What are you worried about, at least you get the SWASM for working with ETT!


----------



## tomahawk6 (24 Apr 2005)

The US now has seperate medals for Iraq and Afghanistan service.


----------



## Canadian Sig (24 Apr 2005)

Finaly get to see our GCS's next Friday. Been a long wait.


----------



## Teddy Ruxpin (24 Apr 2005)

Yeoman said:
			
		

> but I heard a-stan is a two for one deal now, true?



Not true.  You get the SWASM if you work as part of the US-led coalition (ETT, CFC-A, etc) and the GCS (ISAF Bar) for service with ISAF.

Don't get me started on the THREE for one deal that some who deployed to Bosnia with BOREAS/BRONZE received though... : (for the record, some in the first BRONZE rotation received the Non-Article 5 medal, the CPSM AND the EU medal for the "new" op - all in six months)

Cheers,

TR


----------



## PhilB (26 Apr 2005)

My question arises from receiving both the GCS and the GSM for the same op/roto. I have heard the some reservists from 38 Bgd received both medals while serving as D&S plt at Camp Mirage. It was explained to me that these reservists received the GSM as duty at camp Mirage is in support of OP Athena, this part makes sense to me. It was then further explained that they also received the GCS as some of them spent 30days or more in Afghanistan itself. Is this possible? Can anyone clarify this for me? Thank you


----------



## Teddy Ruxpin (26 Apr 2005)

The 38 CBG platoon was rotated in by section from Mirage to Kabul to perform D&S duties as part of the 1 PPCLI Coy at Camp Julien.  I believe the rotations were for 30+ days.
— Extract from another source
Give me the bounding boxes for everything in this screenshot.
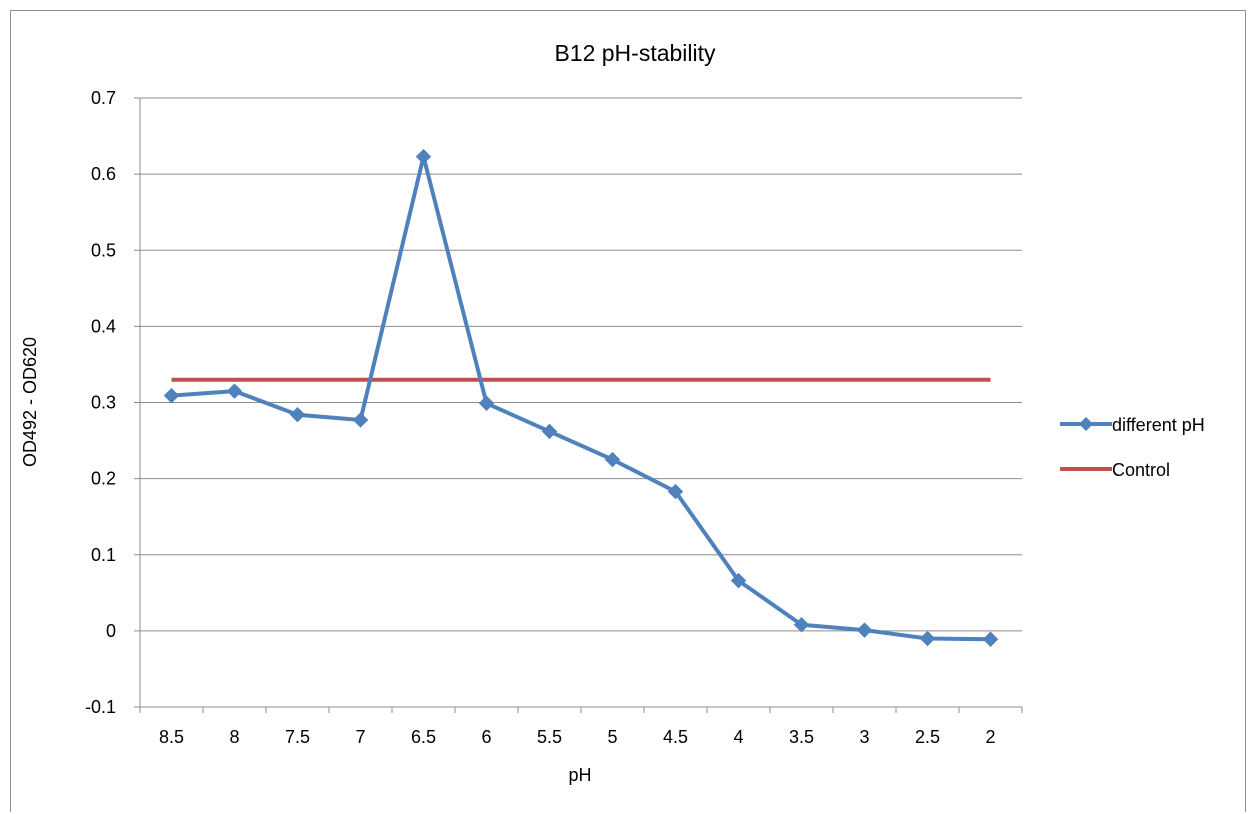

Members of the platoon who met the requirements - 30 days in Kabul - would have received the GCS.  Those who didn't, but remained on Mirage, would have received the GSM.  There shouldn't have been any "two for ones"....

Hope this helps...

Cheers,

TR


----------



## buzgo (27 Apr 2005)

Teddy Ruxpin said:
			
		

> Not true.  You get the SWASM if you work as part of the US-led coalition (ETT, CFC-A, etc) and the GCS (ISAF Bar) for service with ISAF.
> 
> Don't get me started on the THREE for one deal that some who deployed to Bosnia with BOREAS/BRONZE received though... : (for the record, some in the first BRONZE rotation received the Non-Article 5 medal, the CPSM AND the EU medal for the "new" op - all in six months)
> 
> ...



Happened with people that were there for the handover from UNPROFOR to IFOR also... I know a few people that got both medals, mostly deployed with the NRL detachments....


----------



## Chilly (27 Apr 2005)

I have heard that there will be a medals parade for those that were with 2RCR and maybe others in the Gagetown area on the 7th or 8th of June in Fredericton.  Not sure of any other details right now.  Hope that helps the rest of the guys that deployed with the TAT or the JOG.


----------



## Chags (28 Apr 2005)

The members of the ETT from ROTO 0 should be getting both SWASM and GCS.  The ETT wasnt stood up until 60 days into the ISAF tour.  The following ETTs were tasked to the US-led coalition from the beginning of their tours and therefore were never under ISAF.

Being in Wainwright now.. I'm not sure when I'll see either of them...


----------